It is understood that the specific order or hierarchy of blocks/steps in the processes, flowcharts, and/or call flow diagrams disclosed herein is an illustration of example approaches. Based upon design preferences, it is understood that the specific order or hierarchy of the blocks/steps in the processes, flowcharts, and/or call flow diagrams may be rearranged. Further, some blocks/steps may be combined and/or omitted. Other blocks/steps may also be added. The accompanying method claims present elements of the various blocks/steps in a sample order, and are not meant to be limited to the specific order or hierarchy presented.

The previous description is provided to enable any person skilled in the art to practice the various aspects described herein. Various modifications to these aspects will be readily apparent to those skilled in the art, and the generic principles defined herein may be applied to other aspects. Thus, the claims are not intended to be limited to the aspects shown herein, but is to be accorded the full scope consistent with the language of the claims, where reference to an element in the singular is not intended to mean “one and only one” unless specifically so stated, but rather “one or more.” The word “exemplary” is used herein to mean “serving as an example, instance, or illustration.” Any aspect described herein as “exemplary” is not necessarily to be construed as preferred or advantageous over other aspects.

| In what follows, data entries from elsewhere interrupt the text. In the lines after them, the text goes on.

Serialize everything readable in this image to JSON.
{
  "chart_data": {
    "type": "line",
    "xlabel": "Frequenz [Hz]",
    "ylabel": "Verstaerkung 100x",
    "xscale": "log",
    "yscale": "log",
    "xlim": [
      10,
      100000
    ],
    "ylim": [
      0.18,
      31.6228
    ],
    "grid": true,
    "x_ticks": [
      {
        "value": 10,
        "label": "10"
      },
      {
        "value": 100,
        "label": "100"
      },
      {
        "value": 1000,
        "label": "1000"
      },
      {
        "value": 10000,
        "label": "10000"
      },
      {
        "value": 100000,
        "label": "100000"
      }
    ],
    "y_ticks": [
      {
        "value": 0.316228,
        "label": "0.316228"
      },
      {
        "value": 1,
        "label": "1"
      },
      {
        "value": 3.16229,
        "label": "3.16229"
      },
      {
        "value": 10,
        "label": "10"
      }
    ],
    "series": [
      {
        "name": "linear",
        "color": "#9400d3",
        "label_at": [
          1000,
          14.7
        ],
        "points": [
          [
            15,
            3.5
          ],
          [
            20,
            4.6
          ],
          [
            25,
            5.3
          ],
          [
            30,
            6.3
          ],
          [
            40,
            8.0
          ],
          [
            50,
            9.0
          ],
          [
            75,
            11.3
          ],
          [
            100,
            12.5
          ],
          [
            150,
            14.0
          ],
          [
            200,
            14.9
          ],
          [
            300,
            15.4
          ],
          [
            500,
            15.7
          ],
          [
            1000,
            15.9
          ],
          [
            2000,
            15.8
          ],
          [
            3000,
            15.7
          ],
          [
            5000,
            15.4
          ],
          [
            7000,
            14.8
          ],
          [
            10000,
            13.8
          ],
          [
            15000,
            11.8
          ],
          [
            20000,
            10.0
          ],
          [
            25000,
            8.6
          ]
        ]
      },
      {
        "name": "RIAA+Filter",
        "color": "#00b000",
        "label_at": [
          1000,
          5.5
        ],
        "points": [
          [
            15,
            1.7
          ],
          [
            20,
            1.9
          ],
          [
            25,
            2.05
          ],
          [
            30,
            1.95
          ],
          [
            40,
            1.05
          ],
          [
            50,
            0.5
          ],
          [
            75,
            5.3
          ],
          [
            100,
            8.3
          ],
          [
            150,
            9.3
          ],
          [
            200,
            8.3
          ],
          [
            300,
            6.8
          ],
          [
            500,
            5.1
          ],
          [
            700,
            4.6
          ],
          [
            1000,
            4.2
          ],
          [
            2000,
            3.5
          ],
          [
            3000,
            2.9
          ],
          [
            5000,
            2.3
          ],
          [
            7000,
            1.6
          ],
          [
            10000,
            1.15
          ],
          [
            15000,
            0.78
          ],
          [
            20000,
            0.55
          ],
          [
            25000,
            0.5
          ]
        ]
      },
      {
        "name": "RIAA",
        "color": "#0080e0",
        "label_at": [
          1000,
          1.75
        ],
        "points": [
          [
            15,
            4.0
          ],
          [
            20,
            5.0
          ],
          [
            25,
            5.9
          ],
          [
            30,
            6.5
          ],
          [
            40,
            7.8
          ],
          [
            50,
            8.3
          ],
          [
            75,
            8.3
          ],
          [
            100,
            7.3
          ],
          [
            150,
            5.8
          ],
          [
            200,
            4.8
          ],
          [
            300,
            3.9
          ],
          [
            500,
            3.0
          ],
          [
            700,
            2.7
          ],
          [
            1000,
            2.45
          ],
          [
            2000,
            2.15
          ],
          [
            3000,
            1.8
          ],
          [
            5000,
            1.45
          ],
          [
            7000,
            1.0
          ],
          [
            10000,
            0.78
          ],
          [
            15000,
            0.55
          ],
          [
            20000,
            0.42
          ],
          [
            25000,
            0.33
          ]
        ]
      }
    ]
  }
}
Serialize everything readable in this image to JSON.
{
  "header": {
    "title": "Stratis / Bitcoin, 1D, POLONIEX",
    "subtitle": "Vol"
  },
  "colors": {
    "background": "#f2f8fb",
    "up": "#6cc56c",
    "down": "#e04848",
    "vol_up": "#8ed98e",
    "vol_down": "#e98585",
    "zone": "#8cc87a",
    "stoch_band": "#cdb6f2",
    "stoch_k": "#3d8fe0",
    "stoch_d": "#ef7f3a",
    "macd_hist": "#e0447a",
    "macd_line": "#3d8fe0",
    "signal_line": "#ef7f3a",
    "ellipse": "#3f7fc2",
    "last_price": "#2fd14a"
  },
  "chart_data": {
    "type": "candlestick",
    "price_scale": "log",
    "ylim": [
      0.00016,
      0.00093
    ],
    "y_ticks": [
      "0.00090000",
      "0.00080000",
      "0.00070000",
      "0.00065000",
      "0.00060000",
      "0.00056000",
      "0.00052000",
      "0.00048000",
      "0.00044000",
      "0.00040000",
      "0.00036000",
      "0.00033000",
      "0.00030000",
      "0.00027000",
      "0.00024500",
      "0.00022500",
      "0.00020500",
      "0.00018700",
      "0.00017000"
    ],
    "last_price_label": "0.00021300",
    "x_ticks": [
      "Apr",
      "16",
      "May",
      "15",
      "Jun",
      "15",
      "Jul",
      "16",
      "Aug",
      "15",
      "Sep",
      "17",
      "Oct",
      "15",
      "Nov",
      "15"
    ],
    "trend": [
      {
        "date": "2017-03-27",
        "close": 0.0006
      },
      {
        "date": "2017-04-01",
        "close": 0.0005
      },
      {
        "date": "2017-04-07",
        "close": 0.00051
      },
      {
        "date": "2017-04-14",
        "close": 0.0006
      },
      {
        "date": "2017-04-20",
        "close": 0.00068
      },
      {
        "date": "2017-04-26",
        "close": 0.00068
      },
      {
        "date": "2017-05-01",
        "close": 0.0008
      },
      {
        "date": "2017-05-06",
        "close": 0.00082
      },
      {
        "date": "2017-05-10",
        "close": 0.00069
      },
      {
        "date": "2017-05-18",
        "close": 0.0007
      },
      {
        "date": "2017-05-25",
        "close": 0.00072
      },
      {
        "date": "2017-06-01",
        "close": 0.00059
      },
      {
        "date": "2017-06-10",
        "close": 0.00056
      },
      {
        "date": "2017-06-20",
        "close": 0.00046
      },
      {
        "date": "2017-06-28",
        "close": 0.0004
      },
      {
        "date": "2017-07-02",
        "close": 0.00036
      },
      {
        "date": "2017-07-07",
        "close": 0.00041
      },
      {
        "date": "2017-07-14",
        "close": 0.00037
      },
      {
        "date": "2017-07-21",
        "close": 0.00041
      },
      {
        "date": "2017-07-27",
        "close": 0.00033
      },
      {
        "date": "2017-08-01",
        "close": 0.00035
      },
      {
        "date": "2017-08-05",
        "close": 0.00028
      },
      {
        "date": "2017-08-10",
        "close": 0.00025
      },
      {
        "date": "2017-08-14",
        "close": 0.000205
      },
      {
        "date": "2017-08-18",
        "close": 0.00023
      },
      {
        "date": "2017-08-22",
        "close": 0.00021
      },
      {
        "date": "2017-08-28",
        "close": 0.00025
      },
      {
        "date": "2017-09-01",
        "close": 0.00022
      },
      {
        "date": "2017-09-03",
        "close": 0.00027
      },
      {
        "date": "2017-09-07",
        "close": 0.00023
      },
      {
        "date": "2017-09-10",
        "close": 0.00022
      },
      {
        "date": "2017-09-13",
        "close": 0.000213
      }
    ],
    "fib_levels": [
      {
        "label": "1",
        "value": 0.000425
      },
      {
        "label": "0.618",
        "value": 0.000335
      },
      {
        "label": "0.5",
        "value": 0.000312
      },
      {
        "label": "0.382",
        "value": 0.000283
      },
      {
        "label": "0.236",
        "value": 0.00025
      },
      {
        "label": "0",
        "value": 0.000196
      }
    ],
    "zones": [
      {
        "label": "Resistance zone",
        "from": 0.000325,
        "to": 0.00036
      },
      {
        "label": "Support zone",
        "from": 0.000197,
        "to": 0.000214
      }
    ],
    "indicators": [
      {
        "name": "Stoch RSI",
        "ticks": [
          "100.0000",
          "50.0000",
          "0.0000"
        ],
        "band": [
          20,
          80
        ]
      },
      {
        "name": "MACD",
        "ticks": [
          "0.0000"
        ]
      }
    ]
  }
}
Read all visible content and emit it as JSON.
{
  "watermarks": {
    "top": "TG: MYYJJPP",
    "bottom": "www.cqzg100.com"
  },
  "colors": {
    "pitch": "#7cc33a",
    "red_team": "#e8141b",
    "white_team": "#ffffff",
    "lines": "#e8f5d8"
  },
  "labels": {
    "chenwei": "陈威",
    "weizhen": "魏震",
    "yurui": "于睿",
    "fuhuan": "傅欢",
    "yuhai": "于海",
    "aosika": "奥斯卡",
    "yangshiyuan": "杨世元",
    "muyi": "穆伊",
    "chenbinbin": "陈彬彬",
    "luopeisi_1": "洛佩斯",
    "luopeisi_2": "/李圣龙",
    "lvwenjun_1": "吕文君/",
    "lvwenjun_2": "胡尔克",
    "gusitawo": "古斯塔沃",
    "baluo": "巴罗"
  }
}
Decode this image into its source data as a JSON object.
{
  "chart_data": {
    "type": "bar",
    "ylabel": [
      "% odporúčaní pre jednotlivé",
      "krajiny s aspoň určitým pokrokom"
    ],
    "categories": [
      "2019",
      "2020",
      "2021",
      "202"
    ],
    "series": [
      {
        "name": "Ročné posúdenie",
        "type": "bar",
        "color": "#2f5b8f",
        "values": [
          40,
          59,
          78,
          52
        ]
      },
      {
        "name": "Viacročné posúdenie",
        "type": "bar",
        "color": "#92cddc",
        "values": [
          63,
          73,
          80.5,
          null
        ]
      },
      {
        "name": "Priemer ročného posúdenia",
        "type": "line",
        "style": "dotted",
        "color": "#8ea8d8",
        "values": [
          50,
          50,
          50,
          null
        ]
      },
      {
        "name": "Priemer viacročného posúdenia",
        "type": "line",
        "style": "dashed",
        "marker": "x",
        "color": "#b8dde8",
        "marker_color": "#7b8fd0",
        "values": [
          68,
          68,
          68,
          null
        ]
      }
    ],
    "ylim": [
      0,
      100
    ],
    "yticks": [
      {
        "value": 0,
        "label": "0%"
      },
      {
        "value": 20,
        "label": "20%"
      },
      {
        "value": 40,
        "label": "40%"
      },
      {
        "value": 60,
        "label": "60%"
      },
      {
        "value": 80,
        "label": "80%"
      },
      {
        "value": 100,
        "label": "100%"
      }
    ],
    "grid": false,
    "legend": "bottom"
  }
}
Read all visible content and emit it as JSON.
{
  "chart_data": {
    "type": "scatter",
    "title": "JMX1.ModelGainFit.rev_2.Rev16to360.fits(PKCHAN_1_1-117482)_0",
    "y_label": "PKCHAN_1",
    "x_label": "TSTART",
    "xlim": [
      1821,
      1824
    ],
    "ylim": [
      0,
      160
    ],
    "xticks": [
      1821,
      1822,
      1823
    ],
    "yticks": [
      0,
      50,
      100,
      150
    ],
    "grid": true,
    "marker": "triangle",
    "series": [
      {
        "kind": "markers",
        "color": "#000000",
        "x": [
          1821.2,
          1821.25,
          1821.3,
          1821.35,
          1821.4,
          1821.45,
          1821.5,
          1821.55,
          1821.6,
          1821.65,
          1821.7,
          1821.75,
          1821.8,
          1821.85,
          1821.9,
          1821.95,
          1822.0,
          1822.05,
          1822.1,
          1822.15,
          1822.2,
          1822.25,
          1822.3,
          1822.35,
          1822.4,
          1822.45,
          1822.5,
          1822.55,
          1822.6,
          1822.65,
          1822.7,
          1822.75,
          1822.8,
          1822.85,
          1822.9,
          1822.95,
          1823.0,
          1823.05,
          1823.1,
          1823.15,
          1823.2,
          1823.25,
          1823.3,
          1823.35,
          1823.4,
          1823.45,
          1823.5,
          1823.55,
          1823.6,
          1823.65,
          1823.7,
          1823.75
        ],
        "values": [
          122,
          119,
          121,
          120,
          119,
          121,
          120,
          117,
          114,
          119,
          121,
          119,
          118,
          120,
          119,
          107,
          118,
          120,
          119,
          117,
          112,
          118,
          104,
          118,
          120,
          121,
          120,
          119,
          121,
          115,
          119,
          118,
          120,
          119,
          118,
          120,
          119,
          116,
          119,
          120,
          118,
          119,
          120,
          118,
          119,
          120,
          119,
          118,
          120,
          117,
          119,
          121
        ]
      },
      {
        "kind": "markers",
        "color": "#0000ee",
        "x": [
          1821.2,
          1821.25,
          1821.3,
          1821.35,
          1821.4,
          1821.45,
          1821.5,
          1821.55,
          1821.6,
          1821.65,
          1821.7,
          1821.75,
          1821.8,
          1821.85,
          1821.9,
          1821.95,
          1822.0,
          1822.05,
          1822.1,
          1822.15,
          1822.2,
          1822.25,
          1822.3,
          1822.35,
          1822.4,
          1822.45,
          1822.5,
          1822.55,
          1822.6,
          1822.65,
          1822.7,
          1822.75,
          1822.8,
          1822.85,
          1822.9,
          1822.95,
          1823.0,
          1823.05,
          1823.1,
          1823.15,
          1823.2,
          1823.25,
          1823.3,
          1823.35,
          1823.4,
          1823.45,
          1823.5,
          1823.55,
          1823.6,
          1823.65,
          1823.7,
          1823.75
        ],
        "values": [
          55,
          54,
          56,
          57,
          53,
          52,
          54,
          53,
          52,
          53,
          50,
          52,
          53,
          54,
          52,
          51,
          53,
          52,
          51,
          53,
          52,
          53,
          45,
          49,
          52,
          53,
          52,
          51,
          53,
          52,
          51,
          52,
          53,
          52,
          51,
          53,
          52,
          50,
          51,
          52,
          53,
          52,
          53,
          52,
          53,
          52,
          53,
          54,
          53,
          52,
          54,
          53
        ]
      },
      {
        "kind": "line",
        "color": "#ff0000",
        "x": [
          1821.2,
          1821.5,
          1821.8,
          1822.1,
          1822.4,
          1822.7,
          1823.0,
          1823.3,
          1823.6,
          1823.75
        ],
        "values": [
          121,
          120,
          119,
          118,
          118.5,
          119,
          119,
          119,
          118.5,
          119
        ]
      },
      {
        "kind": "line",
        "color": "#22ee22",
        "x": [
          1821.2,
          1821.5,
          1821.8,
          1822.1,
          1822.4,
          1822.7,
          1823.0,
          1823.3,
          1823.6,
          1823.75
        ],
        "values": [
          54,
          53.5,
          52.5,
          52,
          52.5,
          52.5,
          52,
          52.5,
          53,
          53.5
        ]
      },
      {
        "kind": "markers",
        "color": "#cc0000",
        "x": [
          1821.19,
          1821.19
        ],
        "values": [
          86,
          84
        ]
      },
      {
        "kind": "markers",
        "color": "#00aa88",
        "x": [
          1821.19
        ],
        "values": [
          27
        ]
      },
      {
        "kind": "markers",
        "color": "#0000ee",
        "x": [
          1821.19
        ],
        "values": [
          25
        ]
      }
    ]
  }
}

Unless specifically stated otherwise, the term “some” refers to one or more and the term “or” may be interpreted as “and/or” where context does not dictate otherwise. Combinations such as “at least one of A, B, or C,” “one or more of A, B, or C,” “at least one of A, B, and C,” “one or more of A, B, and C,” and “A, B, C, or any combination thereof” include any combination of A, B, and/or C, and may include multiples of A, multiples of B, or multiples of C. Specifically, combinations such as “at least one of A, B, or C,” “one or more of A, B, or C,” “at least one of A, B, and C,” “one or more of A, B, and C,” and “A, B, C, or any combination thereof” may be A only, B only, C only, A and B, A and C, B and C, or A and B and C, where any such combinations may contain one or more member or members of A, B, or C. All structural and functional equivalents to the elements of the various aspects described throughout this disclosure that are known or later come to be known to those of ordinary skill in the art are expressly incorporated herein by reference and are intended to be encompassed by the claims. Moreover, nothing disclosed herein is intended to be dedicated to the public regardless of whether such disclosure is explicitly recited in the claims. The words “module,” “mechanism,” “element,” “device,” and the like may not be a substitute for the word “means.” As such, no claim element is to be construed as a means plus function unless the element is expressly recited using the phrase “means for.” Unless stated otherwise, the phrase “a processor” may refer to “any of one or more processors” (e.g., one processor of one or more processors, a number (greater than one) of processors in the one or more processors, or all of the one or more processors) and the phrase “a memory” may refer to “any of one or more memories” (e.g., one memory of one or more memories, a number (greater than one) of memories in the one or more memories, or all of the one or more memories).

In one or more examples, the functions described herein may be implemented in hardware, software, firmware, or any combination thereof. For example, although the term “processing unit” has been used throughout this disclosure, such processing units may be implemented in hardware, software, firmware, or any combination thereof. If any function, processing unit, technique described herein, or other module is implemented in software, the function, processing unit, technique described herein, or other module may be stored on or transmitted over as one or more instructions or code on a computer-readable medium.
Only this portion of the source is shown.